Hong Kong-listed Jinhui Holdings Company Limited is set to opt for low sulfur fuel oil to comply with the International Maritime Organization’s global sulfur limit for marine fuels as the deadline inches closer, the company said.
The IMO rule will cap sulfur in marine fuels at 0.5% worldwide from January 1, 2020, from 3.5% currently. This applies outside the designated emission control areas where the limit is already 0.1%.
Shipowners will have to either switch to using cleaner, more expensive fuels or install scrubbers.
“From the environmental perspective, we believe the use of low sulfur fuel is the most efficient way to tackle this issue. We expect the availability of such product will become abundant at reasonable costs with time, given the likelihood of an increasing demand,” Jinhui said in its half yearly report.
Jinhui also said LSFO was set to be the marine fuel choice for the company as options such as using scrubbers posed challenges.
“We are currently refraining from the installation of scrubbers, given the long term technical and commercial viability of scrubbers is yet to be proven,” it said, adding that it expected pricing economics to become more favorable with the passage of time.
Despite its increasing commercial attractiveness, the widespread adoption of scrubbers is still fraught with challenges, Drewry Maritime Financial Research said in a report this month.
The premium for LSFO over HSFO is expected to gradually decline from 2020 as supply increases, it said.
“The premium will decline from around $300/mt in 2020 to $87/mt by 2023, and accordingly, the savings on bunker cost for a modern eco-VLCC will decrease from $5.7 million to $1.6 million,” Drewry said, citing its projections.
For VLCCs, the cost of fitting an open loop scrubber in a newbuild ship is around $2.5 million-$3 million, while the cost of retrofitting a scrubber on an existing VLCC will be $4 million-$4.5 million.
This suggests that owners opting for scrubber-fitted vessels in 2020 would recover their cost in the first year alone, it said.
However, the availability of HSFO for scrubber-fitted vessels, particularly at small ports, could be restricted if the overall fleet of scrubber-fitted ships remains small, it said.
Meanwhile, Jinhui said its shipping-related expenses fell 9.4% year on year to $19.21 million in H1 2018, due to the reduction in the number of vessels as the group disposed of five vessels in H1 2017. Jinhui reported a net profit of $5.3 million in H1 2018 compared to a net loss of $8.76 million in H1 2017. The dry bulk shipping market improved remarkably in H1 2018, driven mainly by strong Chinese dry bulk imports, limited tonnage growth and a high level of demolition activities, it said.
The freight market in 2018, especially for Supramaxes, has so far been favorable for the company, it said.
Still, the company remained cautious due to global macroeconomic factors and continued trade war tensions.
“Recently, global political uncertainties further stepped up, with the US-China trade dispute potentially turning into one of the largest global trade conflicts in history.

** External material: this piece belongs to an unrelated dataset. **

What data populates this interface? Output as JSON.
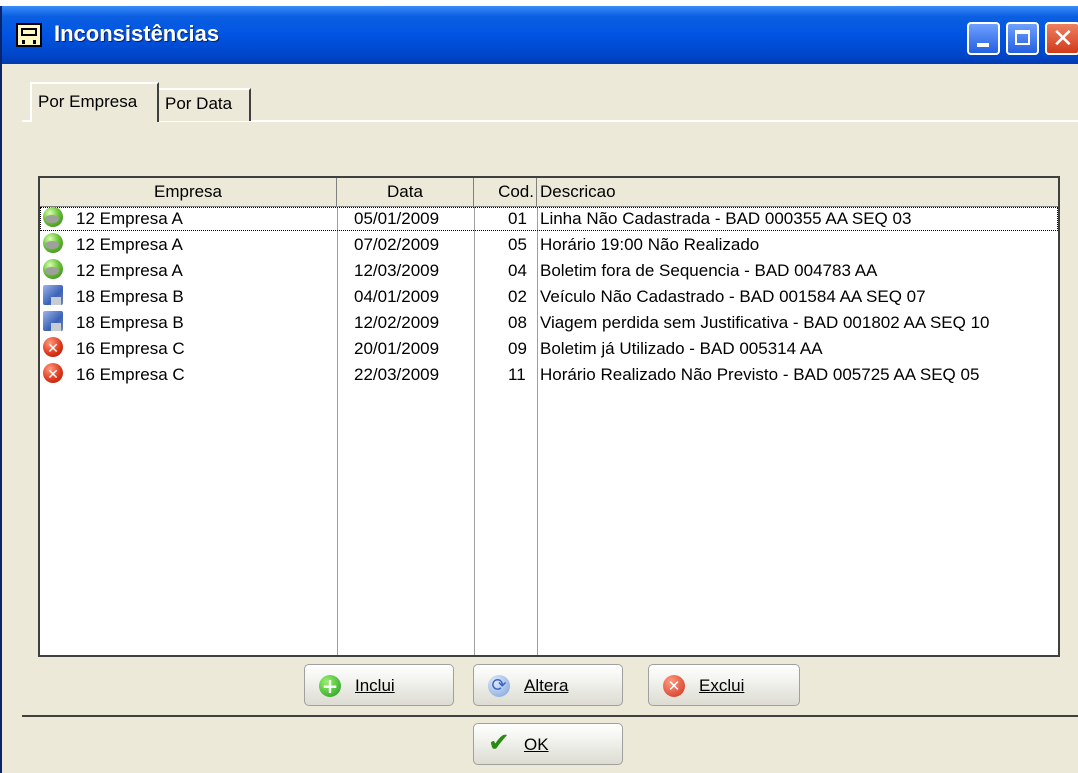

We expect the current trade tensions are likely to get worse before they get better,” it said.
“We will continue to refrain from using freight, bunker, currencies or interest rate derivatives to minimize any unnecessary business risks,” it said.
The company has also invested a “small amount” of capital into real estate assets in order to build a steady recurring income, it said.
As of August 28, the group had twenty owned vessels, with its Supramax fleet comprising 18 vessels, it said.